THE SPIRÆA.

In the month of July the wooded pastures are variegated with little groups of shrubbery full of delicate white blossoms in compound pyramidal clusters, attracting more attention from a certain downy softness in their appearance than from their beauty. These plants have received the name of Spiræa from the spiry arrangement of their flowers. The larger species among our wild plants, commonly known as the Meadow-Sweet, in some places as Bridewort, is very frequent on little tussocks and elevations rising out of wet soil. It is a slender branching shrub, bearing a profusion of small, finely serrate and elegant leaves, extending down almost to the roots, and a compound panicle of white impurpled flowers at the ends of the branches. It is well known to all who are familiar with the wood-scenery of New England, and is seen growing abundantly in whortleberry pastures, in company with the small kalmia and the swamp rose. It is a very free bloomer, lasting from June till September, often blending a few solitary spikes of delicate flowers with the tinted foliage of autumn.

THE HARDHACK.

The flowers of the purple Spiræa, or Hardhack, are conspicuous by roadsides, especially where they pass over wet grounds. It delights in the borders of rustic wood-paths, in lanes that conduct from the enclosures of some farm cottage to the pasture, growing all along under the loose stone-wall, where its crimson spikes may be seen waving in the wind with the nodding plumes of the golden-rod and the blue spikes of the vervain, well known as the “Simpler’s Joy.” The Hardhack affords no less pleasure to the simpler, who has used its flowers from immemorial time as an astringent anodyne. There is no beauty in any part of this plant, except its pale crimson flowers, which are always partially faded at the extremity or unopened at the base, so that a perfect cluster cannot be found. The leaves are of a pale imperfect green on the upper surface and almost white beneath, and without any beauty. The uprightness of this plant, and the spiry form of its floral clusters, has gained it the name of “Steeplebush,” from our church-going ancestors.

THE HAWTHORN.

Few trees have received a greater tribute of praise from poets and poetical writers than the Hawthorn, which in England especially is consecrated to the pastoral muse and to all lovers of rural life. The Hawthorn is also a tree of classical celebrity. Its flowers and branches were used by the ancient Greeks at wedding festivities, and laid upon the altar of Hymen in the floral games of May, with which from the earliest times it has been associated. In England it is almost as celebrated as the rose, and constitutes the most admired hedge plant of that country. It is, indeed, the beauty of this shrub that forms the chief attraction of the English hedge-rows, which are not generally clipped, but allowed to run up and bear flowers. These are the principal beauties of the plant; for its leaves are neither luxuriant nor flowing.
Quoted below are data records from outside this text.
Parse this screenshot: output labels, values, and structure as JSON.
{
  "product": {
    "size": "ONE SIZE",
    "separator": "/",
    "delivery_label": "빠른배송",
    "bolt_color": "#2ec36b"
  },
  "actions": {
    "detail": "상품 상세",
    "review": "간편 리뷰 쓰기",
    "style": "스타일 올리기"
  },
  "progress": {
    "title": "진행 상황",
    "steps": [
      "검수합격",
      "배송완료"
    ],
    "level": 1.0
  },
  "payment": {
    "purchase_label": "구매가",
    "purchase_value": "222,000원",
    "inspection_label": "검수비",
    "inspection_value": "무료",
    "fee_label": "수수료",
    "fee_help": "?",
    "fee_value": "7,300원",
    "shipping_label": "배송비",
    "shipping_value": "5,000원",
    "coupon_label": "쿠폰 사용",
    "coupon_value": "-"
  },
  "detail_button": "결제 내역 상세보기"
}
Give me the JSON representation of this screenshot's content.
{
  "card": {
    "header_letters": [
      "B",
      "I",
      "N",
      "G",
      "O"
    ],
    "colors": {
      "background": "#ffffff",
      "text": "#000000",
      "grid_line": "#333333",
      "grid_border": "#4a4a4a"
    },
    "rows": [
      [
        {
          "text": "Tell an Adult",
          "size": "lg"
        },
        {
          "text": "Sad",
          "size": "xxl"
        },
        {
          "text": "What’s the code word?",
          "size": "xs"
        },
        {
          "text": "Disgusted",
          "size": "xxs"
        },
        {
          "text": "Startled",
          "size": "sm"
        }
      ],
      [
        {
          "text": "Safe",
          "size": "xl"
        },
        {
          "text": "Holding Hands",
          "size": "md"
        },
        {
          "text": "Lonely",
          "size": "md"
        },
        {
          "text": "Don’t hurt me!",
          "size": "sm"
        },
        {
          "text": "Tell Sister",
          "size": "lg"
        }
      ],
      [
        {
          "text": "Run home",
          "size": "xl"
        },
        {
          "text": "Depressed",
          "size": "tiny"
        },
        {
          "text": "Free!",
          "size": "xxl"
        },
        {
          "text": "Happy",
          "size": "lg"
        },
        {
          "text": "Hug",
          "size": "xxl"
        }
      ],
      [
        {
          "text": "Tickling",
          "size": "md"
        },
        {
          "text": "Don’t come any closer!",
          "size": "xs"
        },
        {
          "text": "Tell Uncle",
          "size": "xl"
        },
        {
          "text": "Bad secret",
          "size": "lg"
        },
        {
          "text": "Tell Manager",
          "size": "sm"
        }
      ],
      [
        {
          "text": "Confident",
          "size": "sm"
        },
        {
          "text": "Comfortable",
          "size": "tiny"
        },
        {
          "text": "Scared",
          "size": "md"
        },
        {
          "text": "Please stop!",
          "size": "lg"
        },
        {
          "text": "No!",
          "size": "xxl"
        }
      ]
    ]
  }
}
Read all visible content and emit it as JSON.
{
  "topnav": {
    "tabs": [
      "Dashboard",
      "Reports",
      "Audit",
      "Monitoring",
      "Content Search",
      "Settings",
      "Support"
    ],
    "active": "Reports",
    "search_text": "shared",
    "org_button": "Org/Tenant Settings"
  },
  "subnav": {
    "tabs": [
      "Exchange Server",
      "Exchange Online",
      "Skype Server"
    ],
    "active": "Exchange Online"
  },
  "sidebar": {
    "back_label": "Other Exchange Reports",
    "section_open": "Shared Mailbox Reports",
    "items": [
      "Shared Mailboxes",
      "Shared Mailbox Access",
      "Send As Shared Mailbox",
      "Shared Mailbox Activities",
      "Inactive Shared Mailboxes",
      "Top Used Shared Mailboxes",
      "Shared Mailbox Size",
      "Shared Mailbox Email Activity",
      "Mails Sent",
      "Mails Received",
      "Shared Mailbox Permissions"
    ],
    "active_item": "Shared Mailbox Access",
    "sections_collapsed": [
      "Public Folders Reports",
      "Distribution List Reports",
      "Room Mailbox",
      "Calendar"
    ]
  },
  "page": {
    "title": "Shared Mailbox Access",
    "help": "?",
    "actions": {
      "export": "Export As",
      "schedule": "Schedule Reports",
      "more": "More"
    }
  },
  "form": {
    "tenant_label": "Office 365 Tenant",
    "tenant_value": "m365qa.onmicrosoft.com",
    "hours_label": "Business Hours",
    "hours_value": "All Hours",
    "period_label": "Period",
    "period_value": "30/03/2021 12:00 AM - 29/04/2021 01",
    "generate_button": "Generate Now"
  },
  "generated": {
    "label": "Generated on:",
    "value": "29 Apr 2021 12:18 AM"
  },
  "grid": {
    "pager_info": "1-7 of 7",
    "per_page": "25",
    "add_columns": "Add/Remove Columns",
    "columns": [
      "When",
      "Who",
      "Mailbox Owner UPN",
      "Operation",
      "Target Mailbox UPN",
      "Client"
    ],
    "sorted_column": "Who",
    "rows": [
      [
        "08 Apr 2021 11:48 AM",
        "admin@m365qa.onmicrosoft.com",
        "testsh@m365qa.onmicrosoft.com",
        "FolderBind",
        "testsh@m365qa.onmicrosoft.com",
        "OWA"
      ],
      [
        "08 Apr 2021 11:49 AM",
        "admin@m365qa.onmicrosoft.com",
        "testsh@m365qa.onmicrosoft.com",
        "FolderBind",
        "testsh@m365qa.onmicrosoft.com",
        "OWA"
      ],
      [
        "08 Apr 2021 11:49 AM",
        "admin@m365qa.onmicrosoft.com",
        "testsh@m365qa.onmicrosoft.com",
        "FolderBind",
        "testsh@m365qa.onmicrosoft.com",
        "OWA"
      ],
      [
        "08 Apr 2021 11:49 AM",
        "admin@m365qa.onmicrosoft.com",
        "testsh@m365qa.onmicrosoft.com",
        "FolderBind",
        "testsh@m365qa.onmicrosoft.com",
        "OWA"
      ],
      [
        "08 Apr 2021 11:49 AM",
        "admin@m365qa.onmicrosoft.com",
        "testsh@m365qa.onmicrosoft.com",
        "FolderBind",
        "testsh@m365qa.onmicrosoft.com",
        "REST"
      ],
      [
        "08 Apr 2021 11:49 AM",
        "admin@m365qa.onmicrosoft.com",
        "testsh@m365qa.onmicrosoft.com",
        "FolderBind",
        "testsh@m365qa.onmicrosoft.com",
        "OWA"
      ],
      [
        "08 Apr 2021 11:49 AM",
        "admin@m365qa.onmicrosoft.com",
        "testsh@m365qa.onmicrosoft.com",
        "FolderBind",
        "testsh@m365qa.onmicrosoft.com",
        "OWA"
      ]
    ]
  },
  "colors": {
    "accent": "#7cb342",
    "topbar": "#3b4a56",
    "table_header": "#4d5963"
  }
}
The Hawthorn in this country is not associated with hedge-rows, which with us are only matters of pride and fancy, not of necessity, and their formal clipping causes them to resemble nature only as a wooden post resembles a tree. Our admiration of the Hawthorn, therefore, comes from a pleasant tradition derived from England, through the literature of that country, where it is known by the name of May-bush, from its connection with the floral festivities of May. The May-pole of the south of England is always garlanded with its flowers, as crosses are with holly at Christmas. The Hawthorn is well known in this country, though unassociated with any of our rural customs. Many of its species are indigenous in America, and surpass those of Europe in the beauty of their flowers and fruit. They are considered the most ornamental of the small trees in English gardens.

The flowers of the Hawthorn are mostly white, varying in different species through all the shades of pink, from a delicate blush-color to a pale crimson. The fruit varies from yellow to scarlet. The leaves are slightly cleft, like those of the oak and the holly. The flowers are produced in great abundance, and emit an agreeable odor, which is supposed by the peasants of Europe to be an antidote to poison.

SUMMER WOOD-SCENERY.

I have alluded to a beneficent law of Nature, that causes her to waste no displays of sublimity or beauty by making them either lasting or common. Before the light of morn is sufficient to make any objects distinctly visible, it displays a beauty of its own, beginning with a faint violet, and melting through a succession of hues into the splendor of meridian day. It remains through the day mere white transparent light, disclosing the infinite forms and colors of the landscape, being itself only the cause that renders everything visible. When at the decline of day it fades, just in the same ratio as substantial objects grow dim and undiscernible, this unsubstantial light once more becomes beautiful, painting itself in soft, tender, and glowing tints upon the clouds and the atmosphere. Similar phenomena attend both the opening and the decline of the year. Morning is the spring, with its pale and delicate tints that gradually change into the universal green that marks the landscape in summer, when the characterless brilliancy of noonday is represented on the face of the land. Autumn is emblemized by the departing tints of sunset; and thus the day and the year equally display the beneficence of Nature in the gradual approach and decline of the beauty and the splendor that distinguish them.